No comércio de rua de Londrina, alguns lojistas confirmam o desempenho projetado pela pesquisa, mas há varejistas animados com a data e com a expectativa de até dobrarem as vendas realizadas no ano passado.

Entre os mais pessimistas, o aumento do endividamento, a demora da chegada do quinto dia útil em maio e fatores econômicos que teriam reduzido o poder de compra da população em geral são citados como justificativas para o movimento abaixo do esperado e as projeções falam em cerca de 5% de aumento sobre o ano passado.

Mas no grupo dos que apostam em crescimento nas vendas, apesar da conjuntura econômica, o movimento de clientes registrado desde o final da semana passada é visto como um sinal de que a segunda melhor data do comércio no ano está recuperando o fôlego depois de resultados fracos nos últimos anos.

Em uma das unidades da Mocassim Calçados, a gerente Caroliny Luiza Wenceslau está otimista e espera dobrar o movimento de clientes e também as vendas neste Dia das Mães. Na loja, desde a última quinta-feira (30) o número de consumidores em busca de presentes começou a crescer e deve se intensificar nos próximos dias.

“Os clientes têm procurado coisas mais básicas, itens mais casuais, para uso no dia a dia. Estamos com um estoque maior, marcas de maior conforto e a gente aumentou o cashback de 10% para até 15% nas vendas do Dia das Mães. Nossa expectativa é dobrar o movimento e as vendas neste ano para compensar o mês anterior, que foi mais fraco. Acredito que muita gente vai aproveitar o final de semana para fazer as compras”, comentou a gerente. Na loja, o ticket médio varia de R$ 250 a R$ 300.

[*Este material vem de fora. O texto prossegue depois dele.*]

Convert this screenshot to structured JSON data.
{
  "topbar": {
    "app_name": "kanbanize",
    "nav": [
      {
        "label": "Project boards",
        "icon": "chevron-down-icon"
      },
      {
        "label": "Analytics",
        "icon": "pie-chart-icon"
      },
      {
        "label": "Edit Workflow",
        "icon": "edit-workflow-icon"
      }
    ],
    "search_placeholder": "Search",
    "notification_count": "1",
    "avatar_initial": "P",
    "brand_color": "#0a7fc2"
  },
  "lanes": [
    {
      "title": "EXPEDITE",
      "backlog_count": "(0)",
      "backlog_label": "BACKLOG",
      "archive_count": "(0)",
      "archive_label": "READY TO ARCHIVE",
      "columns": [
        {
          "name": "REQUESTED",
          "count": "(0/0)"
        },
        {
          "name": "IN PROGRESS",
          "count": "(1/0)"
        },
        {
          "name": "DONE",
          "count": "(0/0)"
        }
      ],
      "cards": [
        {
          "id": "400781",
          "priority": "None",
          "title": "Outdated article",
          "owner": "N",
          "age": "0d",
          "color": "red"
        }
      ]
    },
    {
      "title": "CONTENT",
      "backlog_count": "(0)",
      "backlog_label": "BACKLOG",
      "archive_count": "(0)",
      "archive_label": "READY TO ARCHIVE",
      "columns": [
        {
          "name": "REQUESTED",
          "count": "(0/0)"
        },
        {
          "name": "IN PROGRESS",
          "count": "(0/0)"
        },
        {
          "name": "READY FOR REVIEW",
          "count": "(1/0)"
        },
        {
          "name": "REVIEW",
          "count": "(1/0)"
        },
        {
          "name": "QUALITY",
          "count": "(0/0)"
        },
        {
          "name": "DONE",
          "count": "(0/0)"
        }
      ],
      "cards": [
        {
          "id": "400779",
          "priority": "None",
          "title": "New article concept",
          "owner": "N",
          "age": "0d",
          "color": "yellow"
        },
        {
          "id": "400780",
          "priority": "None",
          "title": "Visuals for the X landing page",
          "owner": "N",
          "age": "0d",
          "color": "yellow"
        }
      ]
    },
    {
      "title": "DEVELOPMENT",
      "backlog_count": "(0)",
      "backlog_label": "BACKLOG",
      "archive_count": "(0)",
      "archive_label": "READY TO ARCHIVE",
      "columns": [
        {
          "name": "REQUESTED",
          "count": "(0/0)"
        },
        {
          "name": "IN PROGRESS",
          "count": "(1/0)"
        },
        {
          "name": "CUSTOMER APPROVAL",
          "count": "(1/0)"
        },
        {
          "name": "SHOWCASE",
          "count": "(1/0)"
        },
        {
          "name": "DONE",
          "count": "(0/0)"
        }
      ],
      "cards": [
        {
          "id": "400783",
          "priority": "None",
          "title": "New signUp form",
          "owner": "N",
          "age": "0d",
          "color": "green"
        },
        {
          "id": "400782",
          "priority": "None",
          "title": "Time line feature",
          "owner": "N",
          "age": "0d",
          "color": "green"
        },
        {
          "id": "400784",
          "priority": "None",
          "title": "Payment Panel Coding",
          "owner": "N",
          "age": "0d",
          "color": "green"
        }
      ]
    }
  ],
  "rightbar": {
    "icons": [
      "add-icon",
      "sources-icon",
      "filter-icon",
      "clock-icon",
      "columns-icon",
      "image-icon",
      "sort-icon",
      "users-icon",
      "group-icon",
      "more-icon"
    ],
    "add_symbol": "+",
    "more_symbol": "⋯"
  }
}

Proprietária da floricultura Acácia Flor, Luciene Lombardi está entre os otimistas e projeta avanço de 10% sobre os resultados da mesma data no ano passado. Na loja, as vendas do Dia das Mães começam a crescer no meio da semana que antecede a data, mas neste ano, o movimento está maior desde a última segunda-feira (4). Os vasos plantados, com durabilidade maior, e as cestas de café da manhã estão no topo da lista de preferências dos clientes. Cada vaso custa entre R$ 70 e R$ 180 e as cestas matinais saem entre R$ 200 e R$ 300.

Mas para não deixar de atender a nenhum deles, a floricultura oferece opções para todos os bolsos, a partir de R$ 20. Segundo Lombardi, até esta quarta-feira (6), a média de gasto por cliente ficava entre R$ 120 e R$ 180. “A alta nas vendas neste ano é consequência dos posts patrocinados nas redes sociais”, avaliou a proprietária da floricultura.

Caixa da loja de confecções femininas Lu Nogueira, Giovanna Nogueira contou que a procura por presentes para o Dia das Mães cresceu a partir da última terça-feira (5). “A gente adesivou a vitrine, fez uma decoração diferente para a data e baixou os valores dos nossos produtos. Estamos trabalhando com peças mais em conta neste ano.”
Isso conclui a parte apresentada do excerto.